Mr Martin —Mr Deputy Speaker, on a point of order: if the minister is, in fact, issuing a genuine challenge to produce that information, I am quite happy to do that right now for him and to seek leave to table it.


Mr DEPUTY SPEAKER —I think the honourable minister was speaking rhetorically.


Mr McGAURAN —They had 40 minutes in the speeches of the Leader of the Opposition and the member for Cunningham to produce some evidence against the minister for small business. The simple fact is that the Labor Party are going through the motions. Their questions in question time were written yesterday and were just bowled up again in a very obvious fashion. Of course, the minister's statement had answered them before.

We know what this is all about. It is a diversion. It is a lame attempt to explain your own backflips on policy and your own internal divisions. We on our side have canvassed those, but I suspect too briefly. We have been too soft on them. We really should have highlighted more.


Mr Ronaldson —Tearing themselves apart.


Mr McGAURAN —They are tearing themselves apart, as the member for Ballarat says. Whilst you carry on and allow yourselves to play these silly political games of no interest and no importance to the Australian public, we are getting on with the job for small business.

One of the things I would like to address is the incident involving Lisa Michael, whom the member for Cunningham spoke of earlier on. The slur continues; it just goes down another path. The member for Cunningham alleged that the staff of the minister for small business had ejected—there were overtones or connotations of forcible ejection—Lisa Michael, a representative of small business, earlier this morning.

Here is the story: Lisa Michael and the United Retailers Association had no appointment with Minister Prosser this morning. They turned up to the office unannounced, without warning, and demanded a meeting. They were politely told that the minister was not available.

I know what; I will test this. I will roll up to the Leader of the Opposition's office one day with a group of my constituents—whether from the science portfolio or from Gippsland—and see how long we have to cool our heals in the waiting room or whether we will be asked to come back another time and make an appointment. If there is one thing you cannot accuse the minister for small business of it is not being available and accessible to small business. He has worked hard in the portfolio and with success.

Let us look at some of the tangible benefits. What about the capital gains tax that has been so substantially dropped for small business. What about the reduction in the provisional tax uplift factor? What about industrial relations—reforming the unfair dismissal laws?

Mr Kerr interjecting


Mr DEPUTY SPEAKER —The member for Denison has already been warned this afternoon.


Mr McGAURAN —What about red tape, with the report of the task force having been presented to the Prime Minister (Mr Howard) on 1 November last year? There were 62 recommendations in that report, and in our first term there was a 50 per cent cut in paperwork in respect of the compliance burden.

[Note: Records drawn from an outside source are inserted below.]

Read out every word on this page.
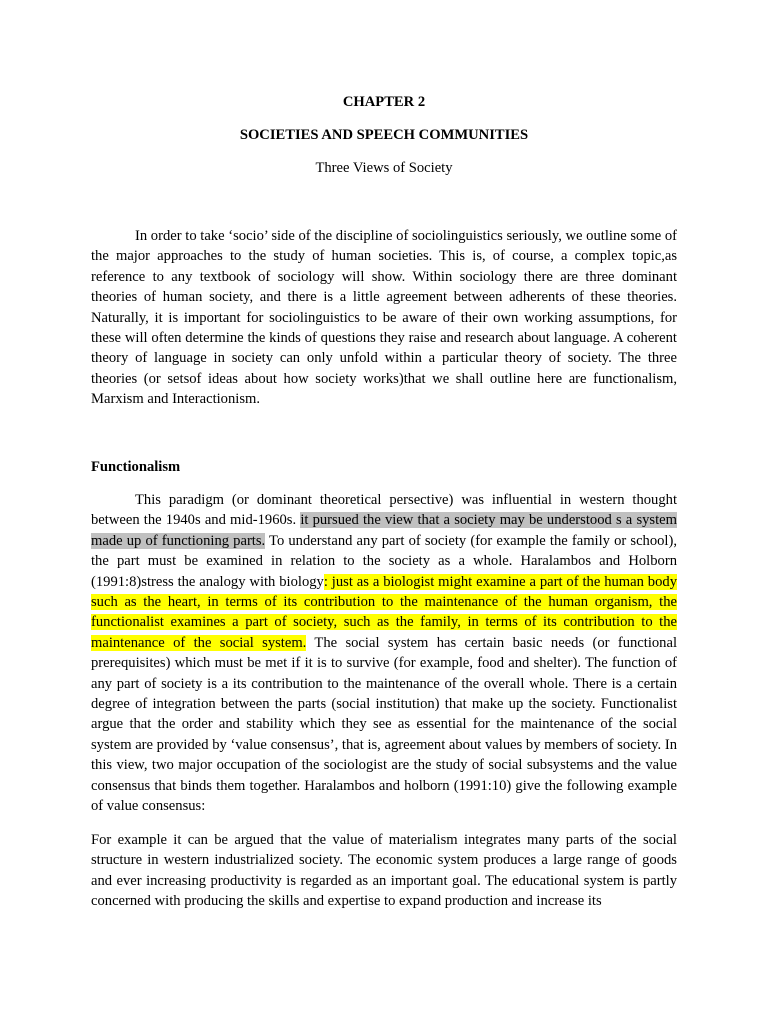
CHAPTER 2
SOCIETIES AND SPEECH COMMUNITIES
Three Views of Society
In order to take ‘socio’ side of the discipline of sociolinguistics seriously, we outline some of the major approaches to the study of human societies. This is, of course, a complex topic,as reference to any textbook of sociology will show. Within sociology there are three dominant theories of human society, and there is a little agreement between adherents of these theories. Naturally, it is important for sociolinguistics to be aware of their own working assumptions, for these will often determine the kinds of questions they raise and research about language. A coherent theory of language in society can only unfold within a particular theory of society. The three theories (or setsof ideas about how society works)that we shall outline here are functionalism, Marxism and Interactionism.
Functionalism
This paradigm (or dominant theoretical persective) was influential in western thought between the 1940s and mid-1960s. it pursued the view that a society may be understood s a system made up of functioning parts. To understand any part of society (for example the family or school), the part must be examined in relation to the society as a whole. Haralambos and Holborn (1991:8)stress the analogy with biology: just as a biologist might examine a part of the human body such as the heart, in terms of its contribution to the maintenance of the human organism, the functionalist examines a part of society, such as the family, in terms of its contribution to the maintenance of the social system. The social system has certain basic needs (or functional prerequisites) which must be met if it is to survive (for example, food and shelter). The function of any part of society is a its contribution to the maintenance of the overall whole. There is a certain degree of integration between the parts (social institution) that make up the society. Functionalist argue that the order and stability which they see as essential for the maintenance of the social system are provided by ‘value consensus’, that is, agreement about values by members of society. In this view, two major occupation of the sociologist are the study of social subsystems and the value consensus that binds them together. Haralambos and holborn (1991:10) give the following example of value consensus:
For example it can be argued that the value of materialism integrates many parts of the social structure in western industrialized society. The economic system produces a large range of goods and ever increasing productivity is regarded as an important goal. The educational system is partly concerned with producing the skills and expertise to expand production and increase its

We are setting the future agenda for small business under the leadership of the minister for small business.

The minister for small business, on behalf of the coalition parties—the government—wishes to reduce the taxation burden on small business. We want to clarify the tax system and make it more simple, less compliant. We have already reformed areas of fringe benefits tax. The list goes on and on. These are trumped up charges against the minister and are without substantiation. Your censure motion today has been a complete farce.

   Question put:

   That the motion (Mr Beazley's ) be agreed to.